I find it very exciting that great strides have been made in several fields that are relevant to supporting professionals develop their skills in environmental management. There are better tools to help people learn in general, to support creative and critical thinking and also to help the more complex tasks of applying what is still usually taught strictly as technical knowledge (biology, hydrology, economics, etc.) to problem-solving expertise. There are management tools too, some from engineering and operations research and others developed specifically for environmental applications.
However, these learning, thinking and management tools are not widely taught at university. So I have made an effort to organize and package them, and share them with environmental professionals in different ways.
Some major topics have been:
- Analytical Thinking and Communication
- Organized Reasoning and Professional Writing
- Project Management and Adaptive Ecosystem Management
Analytical Thinking and Communications
Over fifteen years, I developed and taught a university class for master’s students in Analytical Thinking and Communications. It addresses topics to support technical professionals including:
- Organized reasoning and argument
- Decision making
- Technical writing
- Self-directed professional development.
Organized Reasoning Workshops
To bring some tools from my Analytical Thinking course to working professionals, over the last seven years I developed short workshops in “Tools for Stronger Argument and Clearer Writing”. I have presented them to several professional audiences, but the most popular are those customized for professionals who write environmental impact assessments. I’ve presented workshops, modified slightly for the needs of different audiences, over 50 times in twenty cities in Canada, Italy, Iceland, South Africa, Australia, New Zealand and China. Since Covid, these workshops are now done online where they’ve reached many more locations.
Glenn with a breakout group in a workshop on ‘Organized Reasoning and Environmental Impact Assessment’ in Hong Kong.

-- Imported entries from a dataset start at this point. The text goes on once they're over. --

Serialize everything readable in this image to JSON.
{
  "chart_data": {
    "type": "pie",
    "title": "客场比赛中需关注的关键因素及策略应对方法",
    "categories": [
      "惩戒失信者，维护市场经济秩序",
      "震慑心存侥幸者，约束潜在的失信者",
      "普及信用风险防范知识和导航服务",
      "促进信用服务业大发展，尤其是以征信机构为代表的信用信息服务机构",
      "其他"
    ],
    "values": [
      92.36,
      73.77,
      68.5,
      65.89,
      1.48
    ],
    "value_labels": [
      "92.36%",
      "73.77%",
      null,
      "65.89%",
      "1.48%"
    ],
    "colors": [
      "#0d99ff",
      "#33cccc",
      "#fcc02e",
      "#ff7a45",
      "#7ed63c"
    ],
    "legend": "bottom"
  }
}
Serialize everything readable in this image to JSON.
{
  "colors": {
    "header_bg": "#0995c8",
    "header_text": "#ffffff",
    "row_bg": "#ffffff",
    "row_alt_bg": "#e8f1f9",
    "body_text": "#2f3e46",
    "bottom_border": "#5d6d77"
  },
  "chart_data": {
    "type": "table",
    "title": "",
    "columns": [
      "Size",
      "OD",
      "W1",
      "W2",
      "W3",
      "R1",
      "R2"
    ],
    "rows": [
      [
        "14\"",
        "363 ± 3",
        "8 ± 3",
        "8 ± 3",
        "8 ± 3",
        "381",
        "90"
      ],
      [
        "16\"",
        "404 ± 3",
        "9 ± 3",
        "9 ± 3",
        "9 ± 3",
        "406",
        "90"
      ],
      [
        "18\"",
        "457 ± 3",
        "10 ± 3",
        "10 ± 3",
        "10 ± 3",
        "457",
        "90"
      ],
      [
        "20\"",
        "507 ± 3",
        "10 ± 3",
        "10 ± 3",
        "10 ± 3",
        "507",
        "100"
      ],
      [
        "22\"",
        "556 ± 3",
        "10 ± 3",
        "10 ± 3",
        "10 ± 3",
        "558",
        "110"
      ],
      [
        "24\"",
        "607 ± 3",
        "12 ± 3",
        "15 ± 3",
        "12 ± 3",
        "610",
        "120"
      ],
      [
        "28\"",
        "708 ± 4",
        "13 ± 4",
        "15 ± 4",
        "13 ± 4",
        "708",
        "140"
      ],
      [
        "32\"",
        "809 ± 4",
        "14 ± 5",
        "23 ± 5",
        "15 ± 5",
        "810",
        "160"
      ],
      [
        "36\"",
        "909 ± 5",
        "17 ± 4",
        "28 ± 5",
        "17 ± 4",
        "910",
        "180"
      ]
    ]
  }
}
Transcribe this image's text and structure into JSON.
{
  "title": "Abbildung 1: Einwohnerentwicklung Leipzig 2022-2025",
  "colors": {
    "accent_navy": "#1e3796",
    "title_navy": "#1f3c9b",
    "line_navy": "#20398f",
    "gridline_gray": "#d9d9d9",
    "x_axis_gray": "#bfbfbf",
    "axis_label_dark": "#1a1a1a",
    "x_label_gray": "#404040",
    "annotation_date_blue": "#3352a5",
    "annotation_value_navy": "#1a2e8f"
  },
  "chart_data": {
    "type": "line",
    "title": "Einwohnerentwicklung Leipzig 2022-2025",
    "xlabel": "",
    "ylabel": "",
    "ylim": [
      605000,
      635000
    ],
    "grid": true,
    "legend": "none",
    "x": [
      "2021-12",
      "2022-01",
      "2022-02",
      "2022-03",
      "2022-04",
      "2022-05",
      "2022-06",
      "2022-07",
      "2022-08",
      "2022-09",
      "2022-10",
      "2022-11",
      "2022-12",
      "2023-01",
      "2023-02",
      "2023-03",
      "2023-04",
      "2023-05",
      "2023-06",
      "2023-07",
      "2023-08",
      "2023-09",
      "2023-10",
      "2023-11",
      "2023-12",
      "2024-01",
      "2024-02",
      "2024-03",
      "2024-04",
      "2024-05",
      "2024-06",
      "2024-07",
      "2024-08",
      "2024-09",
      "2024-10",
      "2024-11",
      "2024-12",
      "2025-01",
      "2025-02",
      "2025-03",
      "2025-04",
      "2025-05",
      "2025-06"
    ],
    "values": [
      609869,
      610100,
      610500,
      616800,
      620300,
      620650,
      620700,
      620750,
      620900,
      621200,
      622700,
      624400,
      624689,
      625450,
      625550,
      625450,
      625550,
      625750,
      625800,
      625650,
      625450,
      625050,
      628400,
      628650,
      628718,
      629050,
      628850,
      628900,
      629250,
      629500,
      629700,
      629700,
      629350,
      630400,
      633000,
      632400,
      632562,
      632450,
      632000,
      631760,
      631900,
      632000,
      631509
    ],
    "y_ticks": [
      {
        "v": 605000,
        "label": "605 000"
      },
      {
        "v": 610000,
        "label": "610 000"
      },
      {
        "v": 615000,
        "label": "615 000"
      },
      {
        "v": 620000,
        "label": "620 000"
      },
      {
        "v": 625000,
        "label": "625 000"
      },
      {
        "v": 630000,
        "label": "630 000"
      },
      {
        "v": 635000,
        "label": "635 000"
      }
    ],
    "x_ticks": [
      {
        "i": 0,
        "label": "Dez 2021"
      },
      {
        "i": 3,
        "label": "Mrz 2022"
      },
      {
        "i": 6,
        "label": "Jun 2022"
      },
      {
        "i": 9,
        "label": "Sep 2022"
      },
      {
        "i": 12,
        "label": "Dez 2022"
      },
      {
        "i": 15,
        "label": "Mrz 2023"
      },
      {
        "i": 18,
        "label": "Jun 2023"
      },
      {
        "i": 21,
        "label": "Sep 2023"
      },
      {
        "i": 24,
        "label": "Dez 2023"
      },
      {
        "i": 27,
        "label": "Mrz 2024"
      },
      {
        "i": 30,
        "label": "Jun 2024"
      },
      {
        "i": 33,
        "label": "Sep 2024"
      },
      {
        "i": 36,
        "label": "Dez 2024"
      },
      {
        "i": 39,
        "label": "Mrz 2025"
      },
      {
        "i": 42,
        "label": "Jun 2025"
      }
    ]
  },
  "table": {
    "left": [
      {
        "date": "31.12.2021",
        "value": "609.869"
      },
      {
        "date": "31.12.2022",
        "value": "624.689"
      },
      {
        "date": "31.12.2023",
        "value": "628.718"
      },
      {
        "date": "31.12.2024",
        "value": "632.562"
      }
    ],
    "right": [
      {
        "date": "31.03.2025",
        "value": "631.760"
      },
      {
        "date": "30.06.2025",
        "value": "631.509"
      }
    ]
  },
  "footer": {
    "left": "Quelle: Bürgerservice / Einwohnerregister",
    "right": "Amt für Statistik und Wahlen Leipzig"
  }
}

Project Management & Adaptive Ecosystem Management
These topics are introduced in the section ‘Ecology and Environmental Management’. They are complementary skills that support the technical knowledge and tasks that professionals use.
Project management refers to the planning and management steps that help organize and bring to conclusion efforts, ‘projects’, that will end with specific final product and usually a fixed budget and schedule. Systems management refer to the planning and management tools that apply to ongoing ‘programs’ that continue from year to year, but which need ongoing guidance and improvement.
Adaptive ecosystem management is a special subset of system management tools particularly designed for the challenges of partial knowledge, incomplete data and fluctuating conditions that are typical of natural ecosystems.
I have shared these tools in classrooms, in workshops and as a coach to ongoing real-world projects.